Your credit score is the life blood of not only how you’re viewed by lenders but also if you’re going to be afforded loans for things that you want and need: cars, schooling, house, etc.
So the question is quite simple: Is your credit score on life support?
To answer that question, you have to know what it is first, and foremost.
Knowing your score can give you a good idea of a starting point and ultimately where you want to go from there. Getting your score also allows you to make sure it’s accurate, as you wouldn’t be the first person to suffer from some sort of mistake that is not in your favor and thusly is dragging down that three digit number.
If all the information and debt is accurate, then it’s time to go to work on building that score back up again, and this time for good.

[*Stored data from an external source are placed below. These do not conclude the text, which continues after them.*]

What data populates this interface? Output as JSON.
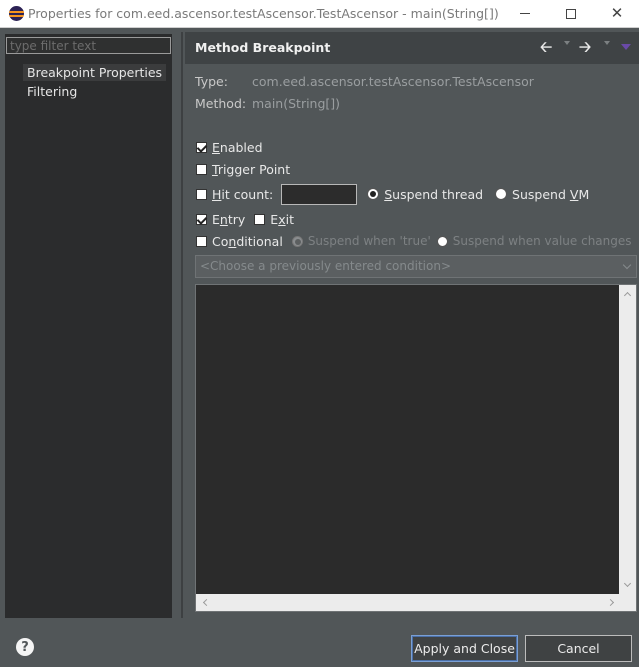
{
  "window": {
    "title": "Properties for com.eed.ascensor.testAscensor.TestAscensor - main(String[])",
    "minimize_label": "—",
    "close_label": "✕"
  },
  "sidebar": {
    "filter_placeholder": "type filter text",
    "items": [
      {
        "label": "Breakpoint Properties",
        "selected": true
      },
      {
        "label": "Filtering",
        "selected": false
      }
    ]
  },
  "page": {
    "title": "Method Breakpoint",
    "nav": {
      "back_icon": "back-arrow-icon",
      "forward_icon": "forward-arrow-icon",
      "menu_icon": "view-menu-icon"
    }
  },
  "details": {
    "type_label": "Type:",
    "type_value": "com.eed.ascensor.testAscensor.TestAscensor",
    "method_label": "Method:",
    "method_value": "main(String[])"
  },
  "options": {
    "enabled": {
      "pre": "",
      "u": "E",
      "post": "nabled",
      "checked": true
    },
    "trigger_point": {
      "pre": "",
      "u": "T",
      "post": "rigger Point",
      "checked": false
    },
    "hit_count": {
      "pre": "",
      "u": "H",
      "post": "it count:",
      "checked": false,
      "value": ""
    },
    "suspend_thread": {
      "pre": "",
      "u": "S",
      "post": "uspend thread",
      "checked": true
    },
    "suspend_vm": {
      "pre": "Suspend ",
      "u": "V",
      "post": "M",
      "checked": false
    },
    "entry": {
      "pre": "E",
      "u": "n",
      "post": "try",
      "checked": true
    },
    "exit": {
      "pre": "E",
      "u": "x",
      "post": "it",
      "checked": false
    },
    "conditional": {
      "pre": "Co",
      "u": "n",
      "post": "ditional",
      "checked": false
    },
    "suspend_when_true": {
      "label": "Suspend when 'true'",
      "checked": true
    },
    "suspend_when_changes": {
      "label": "Suspend when value changes",
      "checked": false
    }
  },
  "condition": {
    "combo_placeholder": "<Choose a previously entered condition>",
    "editor_text": ""
  },
  "footer": {
    "help_label": "?",
    "apply_label": "Apply and Close",
    "cancel_label": "Cancel"
  },
  "colors": {
    "background": "#515658",
    "sidebar": "#2b2c2d",
    "header": "#3f4345",
    "editor": "#2b2b2b"
  }
}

But if you’re fretting because you believe that your score and raising it is going to take considerable amount of time, you’re right.

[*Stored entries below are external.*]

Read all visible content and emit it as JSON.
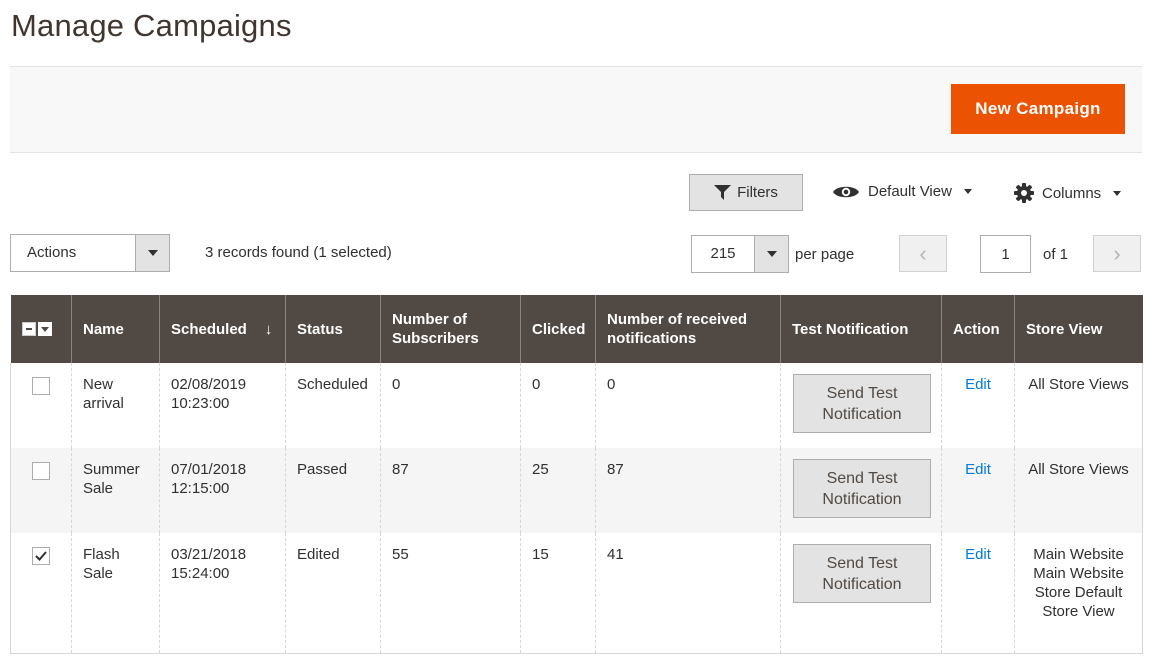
{
  "page": {
    "title": "Manage Campaigns"
  },
  "action_bar": {
    "new_button": "New Campaign",
    "accent": "#eb5202"
  },
  "toolbar": {
    "filters": "Filters",
    "view": "Default View",
    "columns": "Columns"
  },
  "grid_controls": {
    "actions_label": "Actions",
    "records_text": "3 records found (1 selected)",
    "per_page_value": "215",
    "per_page_label": "per page",
    "current_page": "1",
    "page_of": "of 1",
    "prev_glyph": "‹",
    "next_glyph": "›"
  },
  "grid": {
    "header_color": "#514943",
    "columns": [
      "Name",
      "Scheduled",
      "Status",
      "Number of Subscribers",
      "Clicked",
      "Number of received notifications",
      "Test Notification",
      "Action",
      "Store View"
    ],
    "sort_glyph": "↓",
    "rows": [
      {
        "checked": false,
        "name": "New arrival",
        "scheduled": "02/08/2019 10:23:00",
        "status": "Scheduled",
        "subscribers": "0",
        "clicked": "0",
        "received": "0",
        "test_button": "Send Test Notification",
        "action": "Edit",
        "store_view": "All Store Views"
      },
      {
        "checked": false,
        "name": "Summer Sale",
        "scheduled": "07/01/2018 12:15:00",
        "status": "Passed",
        "subscribers": "87",
        "clicked": "25",
        "received": "87",
        "test_button": "Send Test Notification",
        "action": "Edit",
        "store_view": "All Store Views"
      },
      {
        "checked": true,
        "name": "Flash Sale",
        "scheduled": "03/21/2018 15:24:00",
        "status": "Edited",
        "subscribers": "55",
        "clicked": "15",
        "received": "41",
        "test_button": "Send Test Notification",
        "action": "Edit",
        "store_view": "Main Website Main Website Store Default Store View"
      }
    ]
  }
}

You can start breathing life into your score by only doing a few simple things.
In addition to checking your score for accuracy, you also want to begin a better management system for your debt, specifically paying down current debt. To do that correctly in order to better manage your credit score, check your balance to credit limit ratio and start there.
That means if you have a current balance that is extremely close to your actual limit, you’ll want to focus on that right away, because if that is the case, creditors assume that you’re essentially “maxing out” all your available credit.

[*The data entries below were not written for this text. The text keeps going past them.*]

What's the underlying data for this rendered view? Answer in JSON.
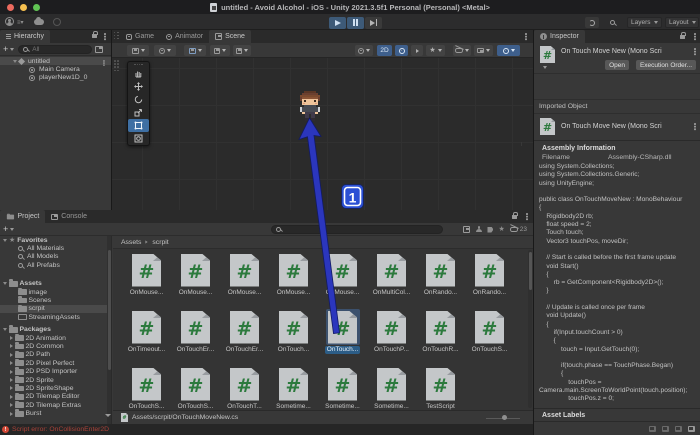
{
  "title_bar": {
    "title": "untitled - Avoid Alcohol - iOS - Unity 2021.3.5f1 Personal (Personal) <Metal>"
  },
  "toolbar": {
    "layers": "Layers",
    "layout": "Layout"
  },
  "hierarchy": {
    "tab": "Hierarchy",
    "search_placeholder": "All",
    "scene_name": "untitled",
    "children": [
      "Main Camera",
      "playerNew1D_0"
    ]
  },
  "scene_view": {
    "tabs": [
      "Game",
      "Animator",
      "Scene"
    ],
    "btn_2d": "2D"
  },
  "annotation": {
    "step_label": "1"
  },
  "inspector": {
    "tab": "Inspector",
    "title": "On Touch Move New (Mono Scri",
    "open_btn": "Open",
    "exec_order_btn": "Execution Order...",
    "imported_object": "Imported Object",
    "imported_title": "On Touch Move New (Mono Scri",
    "assembly_information": "Assembly Information",
    "filename_label": "Filename",
    "filename_value": "Assembly-CSharp.dll",
    "asset_labels": "Asset Labels",
    "code": [
      "using System.Collections;",
      "using System.Collections.Generic;",
      "using UnityEngine;",
      "",
      "public class OnTouchMoveNew : MonoBehaviour",
      "{",
      "    Rigidbody2D rb;",
      "    float speed = 2;",
      "    Touch touch;",
      "    Vector3 touchPos, moveDir;",
      "",
      "    // Start is called before the first frame update",
      "    void Start()",
      "    {",
      "        rb = GetComponent<Rigidbody2D>();",
      "    }",
      "",
      "    // Update is called once per frame",
      "    void Update()",
      "    {",
      "        if(Input.touchCount > 0)",
      "        {",
      "            touch = Input.GetTouch(0);",
      "",
      "            if(touch.phase == TouchPhase.Began)",
      "            {",
      "                touchPos =",
      "Camera.main.ScreenToWorldPoint(touch.position);",
      "                touchPos.z = 0;"
    ]
  },
  "project": {
    "tabs": [
      "Project",
      "Console"
    ],
    "favorites_label": "Favorites",
    "favorites": [
      "All Materials",
      "All Models",
      "All Prefabs"
    ],
    "assets_label": "Assets",
    "assets": [
      "image",
      "Scenes",
      "scrpit",
      "StreamingAssets"
    ],
    "packages_label": "Packages",
    "packages": [
      "2D Animation",
      "2D Common",
      "2D Path",
      "2D Pixel Perfect",
      "2D PSD Importer",
      "2D Sprite",
      "2D SpriteShape",
      "2D Tilemap Editor",
      "2D Tilemap Extras",
      "Burst"
    ],
    "breadcrumb_root": "Assets",
    "breadcrumb_folder": "scrpit",
    "hidden_count": "23",
    "grid_items": [
      "OnMouse...",
      "OnMouse...",
      "OnMouse...",
      "OnMouse...",
      "OnMouse...",
      "OnMultiCol...",
      "OnRando...",
      "OnRando...",
      "OnTimeout...",
      "OnTouchEr...",
      "OnTouchEr...",
      "OnTouch...",
      "OnTouch...",
      "OnTouchP...",
      "OnTouchR...",
      "OnTouchS...",
      "OnTouchS...",
      "OnTouchS...",
      "OnTouchT...",
      "Sometime...",
      "Sometime...",
      "Sometime...",
      "TestScript"
    ],
    "footer_path": "Assets/scrpit/OnTouchMoveNew.cs"
  },
  "status_bar": {
    "error": "Script error: OnCollisionEnter2D"
  }
}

The flip side of that process is the thought that you want to close your unused credit cards, but that only hurts your chances of improving your score. Think about it, if you have credit cards with high balances that are right up your limit, then closing accounts that have zero balances on them is only going to make your debt utilization look worse.
Finally, if this pertains to you and how you pay bills, you want to immediately do one thing: stop paying your credit cards late. Every time you go beyond 30 days of unpaid balances, you will be sent to collections. Even late payments on credit cards are noted and will negatively affect your account and standing with your current lenders.
The best course of action is to pay at least the minimum payment just to avoid missing, since something is better than nothing pertains to this situation.
Your score might not be where you want it, but that doesn’t mean you can’t adjust slightly how you’re currently managing your debt to start climbing back to financial respectability.